WASHINGTON

A dilapidated lumber mill in the Columbia River Gorge, famous for its appearance in an 1967 TV episode of Lassie, is now the site of a controversial development proposal.

Since the time when the famous collie floated down the flume to the Broughton Lumber mill, recreation — particularly windsurfing — has skyrocketed in the gorge. To capitalize on the boom, the mill’s owners want to build a 68-acre sawmill-theme resort and condominium complex.

The mill sits inside the Columbia River Gorge National Scenic Area, however, where high-density development is confined to 13 "urban" areas; the mill is about two miles from the nearest of them.

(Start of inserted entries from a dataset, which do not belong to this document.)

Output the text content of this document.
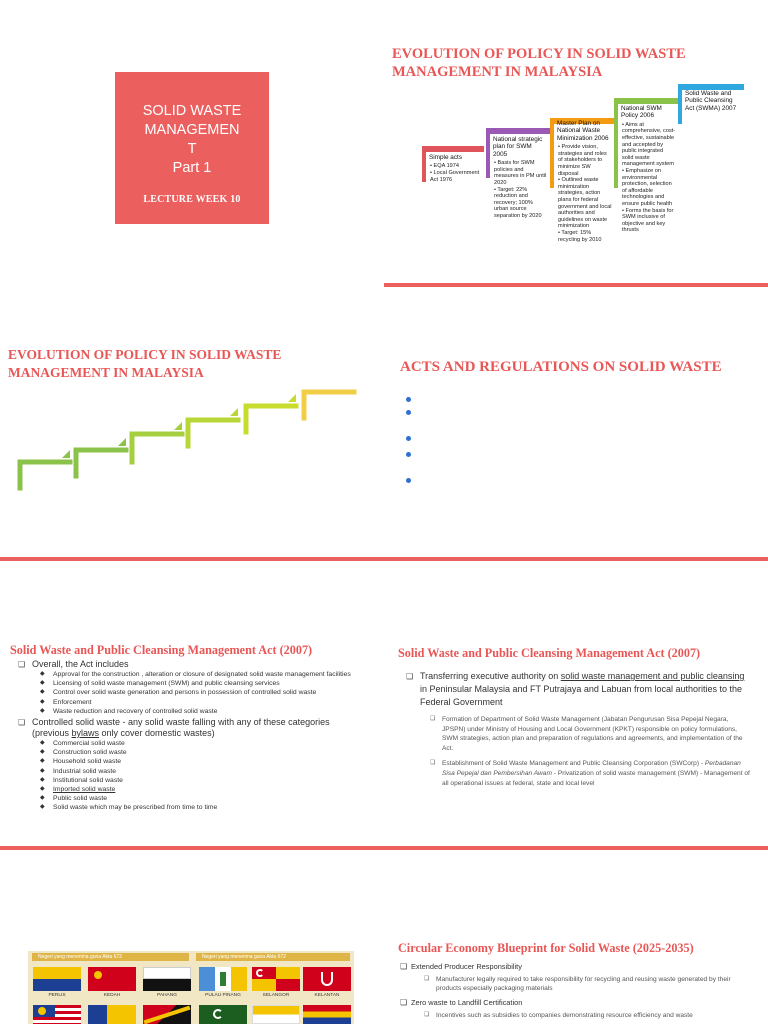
SOLID WASTE
MANAGEMEN
T
Part 1
LECTURE WEEK 10
EVOLUTION OF POLICY IN SOLID WASTE MANAGEMENT IN MALAYSIA
Simple acts
• EQA 1974
• Local Government Act 1976
National strategic plan for SWM 2005
• Basis for SWM policies and measures in PM until 2020
• Target: 22% reduction and recovery; 100% urban source separation by 2020
Master Plan on National Waste Minimization 2006
• Provide vision, strategies and roles of stakeholders to minimize SW disposal
• Outlined waste minimization strategies, action plans for federal government and local authorities and guidelines on waste minimization
• Target: 15% recycling by 2010
National SWM Policy 2006
• Aims at comprehensive, cost-effective, sustainable and accepted by public integrated solid waste management system
• Emphasize on environmental protection, selection of affordable technologies and ensure public health
• Forms the basis for SWM inclusive of objective and key thrusts
Solid Waste and Public Cleansing Act (SWMA) 2007
EVOLUTION OF POLICY IN SOLID WASTE MANAGEMENT IN MALAYSIA	ACTS AND REGULATIONS ON SOLID WASTE
Solid Waste and Public Cleansing Management Act (2007)
❏ Overall, the Act includes
◆ Approval for the construction , alteration or closure of designated solid waste management facilities
◆ Licensing of solid waste management (SWM) and public cleansing services
◆ Control over solid waste generation and persons in possession of controlled solid waste
◆ Enforcement
◆ Waste reduction and recovery of controlled solid waste
❏ Controlled solid waste - any solid waste falling with any of these categories (previous bylaws only cover domestic wastes)
◆ Commercial solid waste
◆ Construction solid waste
◆ Household solid waste
◆ Industrial solid waste
◆ Institutional solid waste
◆ Imported solid waste
◆ Public solid waste
◆ Solid waste which may be prescribed from time to time
Solid Waste and Public Cleansing Management Act (2007)
❏ Transferring executive authority on solid waste management and public cleansing in Peninsular Malaysia and FT Putrajaya and Labuan from local authorities to the Federal Government
❏ Formation of Department of Solid Waste Management (Jabatan Pengurusan Sisa Pepejal Negara, JPSPN) under Ministry of Housing and Local Government (KPKT) responsible on policy formulations, SWM strategies, action plan and preparation of regulations and agreements, and implementation of the Act.
❏ Establishment of Solid Waste Management and Public Cleansing Corporation (SWCorp) - Perbadanan Sisa Pepejal dan Pembersihan Awam - Privatization of solid waste management (SWM) - Management of all operational issues at federal, state and local level
Negeri yang menerima guna Akta 672	Negeri yang menerima guna Akta 672
PERLIS	KEDAH	PAHANG	PULAU PINANG	SELANGOR	KELANTAN
Circular Economy Blueprint for Solid Waste (2025-2035)
❏ Extended Producer Responsibility
❏ Manufacturer legally required to take responsibility for recycling and reusing waste generated by their products especially packaging materials
❏ Zero waste to Landfill Certification
❏ Incentives such as subsidies to companies demonstrating resource efficiency and waste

There are 28,000 acres within these areas, says Michael Lang, conservation director for the Friends of the Columbia Gorge, and "development should happen there."

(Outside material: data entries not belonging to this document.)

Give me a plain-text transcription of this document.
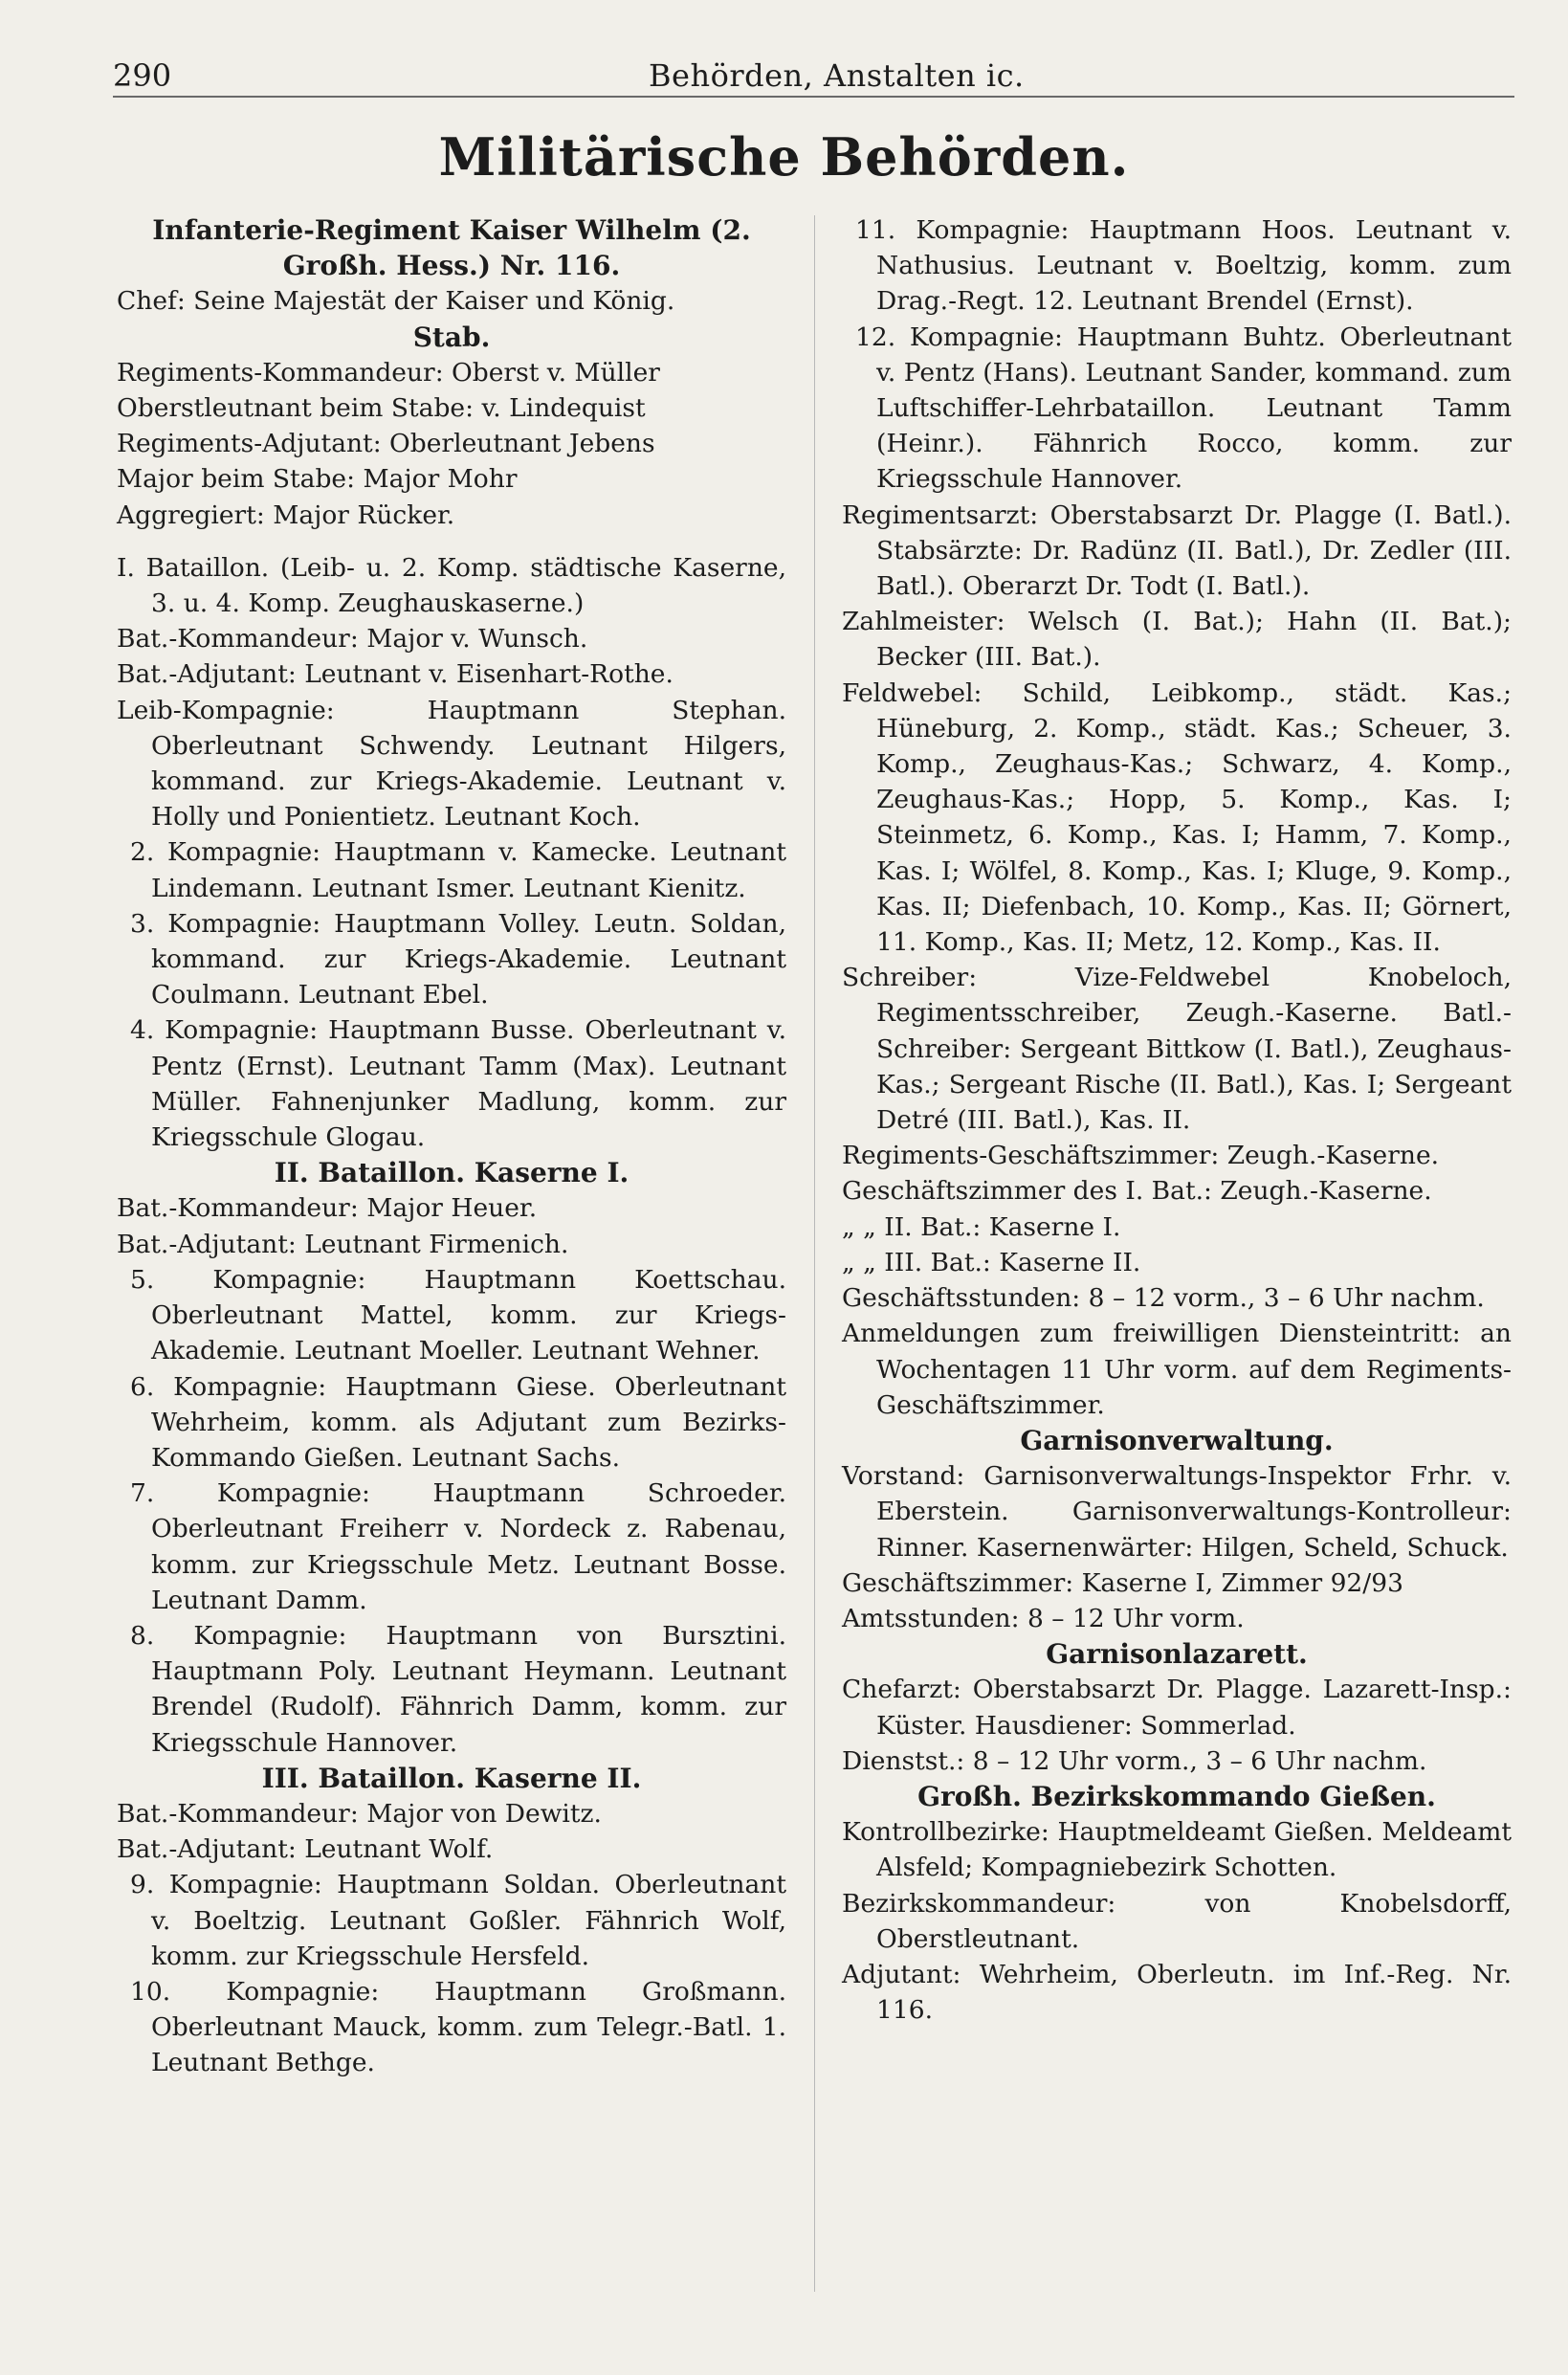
290	Behörden, Anstalten ic.
Militärische Behörden.

Infanterie-Regiment Kaiser Wilhelm (2. Großh. Hess.) Nr. 116.

Chef: Seine Majestät der Kaiser und König.

Stab.

Regiments-Kommandeur: Oberst v. Müller

Oberstleutnant beim Stabe: v. Lindequist

Regiments-Adjutant: Oberleutnant Jebens

Major beim Stabe: Major Mohr

Aggregiert: Major Rücker.

I. Bataillon. (Leib- u. 2. Komp. städtische Kaserne, 3. u. 4. Komp. Zeughauskaserne.)

Bat.-Kommandeur: Major v. Wunsch.

Bat.-Adjutant: Leutnant v. Eisenhart-Rothe.

Leib-Kompagnie: Hauptmann Stephan. Oberleutnant Schwendy. Leutnant Hilgers, kommand. zur Kriegs-Akademie. Leutnant v. Holly und Ponientietz. Leutnant Koch.

2. Kompagnie: Hauptmann v. Kamecke. Leutnant Lindemann. Leutnant Ismer. Leutnant Kienitz.

3. Kompagnie: Hauptmann Volley. Leutn. Soldan, kommand. zur Kriegs-Akademie. Leutnant Coulmann. Leutnant Ebel.

4. Kompagnie: Hauptmann Busse. Oberleutnant v. Pentz (Ernst). Leutnant Tamm (Max). Leutnant Müller. Fahnenjunker Madlung, komm. zur Kriegsschule Glogau.

II. Bataillon. Kaserne I.

Bat.-Kommandeur: Major Heuer.

Bat.-Adjutant: Leutnant Firmenich.

5. Kompagnie: Hauptmann Koettschau. Oberleutnant Mattel, komm. zur Kriegs-Akademie. Leutnant Moeller. Leutnant Wehner.

6. Kompagnie: Hauptmann Giese. Oberleutnant Wehrheim, komm. als Adjutant zum Bezirks-Kommando Gießen. Leutnant Sachs.

7. Kompagnie: Hauptmann Schroeder. Oberleutnant Freiherr v. Nordeck z. Rabenau, komm. zur Kriegsschule Metz. Leutnant Bosse. Leutnant Damm.

8. Kompagnie: Hauptmann von Bursztini. Hauptmann Poly. Leutnant Heymann. Leutnant Brendel (Rudolf). Fähnrich Damm, komm. zur Kriegsschule Hannover.

III. Bataillon. Kaserne II.

Bat.-Kommandeur: Major von Dewitz.

Bat.-Adjutant: Leutnant Wolf.

9. Kompagnie: Hauptmann Soldan. Oberleutnant v. Boeltzig. Leutnant Goßler. Fähnrich Wolf, komm. zur Kriegsschule Hersfeld.

10. Kompagnie: Hauptmann Großmann. Oberleutnant Mauck, komm. zum Telegr.-Batl. 1. Leutnant Bethge.

11. Kompagnie: Hauptmann Hoos. Leutnant v. Nathusius. Leutnant v. Boeltzig, komm. zum Drag.-Regt. 12. Leutnant Brendel (Ernst).

12. Kompagnie: Hauptmann Buhtz. Oberleutnant v. Pentz (Hans). Leutnant Sander, kommand. zum Luftschiffer-Lehrbataillon. Leutnant Tamm (Heinr.). Fähnrich Rocco, komm. zur Kriegsschule Hannover.

Regimentsarzt: Oberstabsarzt Dr. Plagge (I. Batl.). Stabsärzte: Dr. Radünz (II. Batl.), Dr. Zedler (III. Batl.). Oberarzt Dr. Todt (I. Batl.).

Zahlmeister: Welsch (I. Bat.); Hahn (II. Bat.); Becker (III. Bat.).

Feldwebel: Schild, Leibkomp., städt. Kas.; Hüneburg, 2. Komp., städt. Kas.; Scheuer, 3. Komp., Zeughaus-Kas.; Schwarz, 4. Komp., Zeughaus-Kas.; Hopp, 5. Komp., Kas. I; Steinmetz, 6. Komp., Kas. I; Hamm, 7. Komp., Kas. I; Wölfel, 8. Komp., Kas. I; Kluge, 9. Komp., Kas. II; Diefenbach, 10. Komp., Kas. II; Görnert, 11. Komp., Kas. II; Metz, 12. Komp., Kas. II.

Schreiber: Vize-Feldwebel Knobeloch, Regimentsschreiber, Zeugh.-Kaserne. Batl.-Schreiber: Sergeant Bittkow (I. Batl.), Zeughaus-Kas.; Sergeant Rische (II. Batl.), Kas. I; Sergeant Detré (III. Batl.), Kas. II.

Regiments-Geschäftszimmer: Zeugh.-Kaserne.

Geschäftszimmer des I. Bat.: Zeugh.-Kaserne.

„ „ II. Bat.: Kaserne I.

„ „ III. Bat.: Kaserne II.

Geschäftsstunden: 8 – 12 vorm., 3 – 6 Uhr nachm.

Anmeldungen zum freiwilligen Diensteintritt: an Wochentagen 11 Uhr vorm. auf dem Regiments-Geschäftszimmer.

Garnisonverwaltung.

Vorstand: Garnisonverwaltungs-Inspektor Frhr. v. Eberstein. Garnisonverwaltungs-Kontrolleur: Rinner. Kasernenwärter: Hilgen, Scheld, Schuck.

Geschäftszimmer: Kaserne I, Zimmer 92/93

Amtsstunden: 8 – 12 Uhr vorm.

Garnisonlazarett.

Chefarzt: Oberstabsarzt Dr. Plagge. Lazarett-Insp.: Küster. Hausdiener: Sommerlad.

Dienstst.: 8 – 12 Uhr vorm., 3 – 6 Uhr nachm.

Großh. Bezirkskommando Gießen.

Kontrollbezirke: Hauptmeldeamt Gießen. Meldeamt Alsfeld; Kompagniebezirk Schotten.

Bezirkskommandeur: von Knobelsdorff, Oberstleutnant.

Adjutant: Wehrheim, Oberleutn. im Inf.-Reg. Nr. 116.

Broughton Lumber, which already has permission to use its land for minor commercial development, is pressing the Columbia River Gorge Commission — the federally mandated authority that manages the scenic area — for a zoning revision. But the commission, which says it can’t consider the request until January because of budgetary woes, says it needs time to consider the proposal and conduct community outreach.

Steven Andersen, a consultant working for Broughton, says the commission has failed to enforce its 1992 management plan, which calls for a plan review every 10 years. "They’re holding us hostage," he says. "It’s already a developed area. It’s an industrial area."

"Some recreational commercial development should occur on the site," agrees Martha Bennett, the commission’s executive director. "It’s a question of threshold."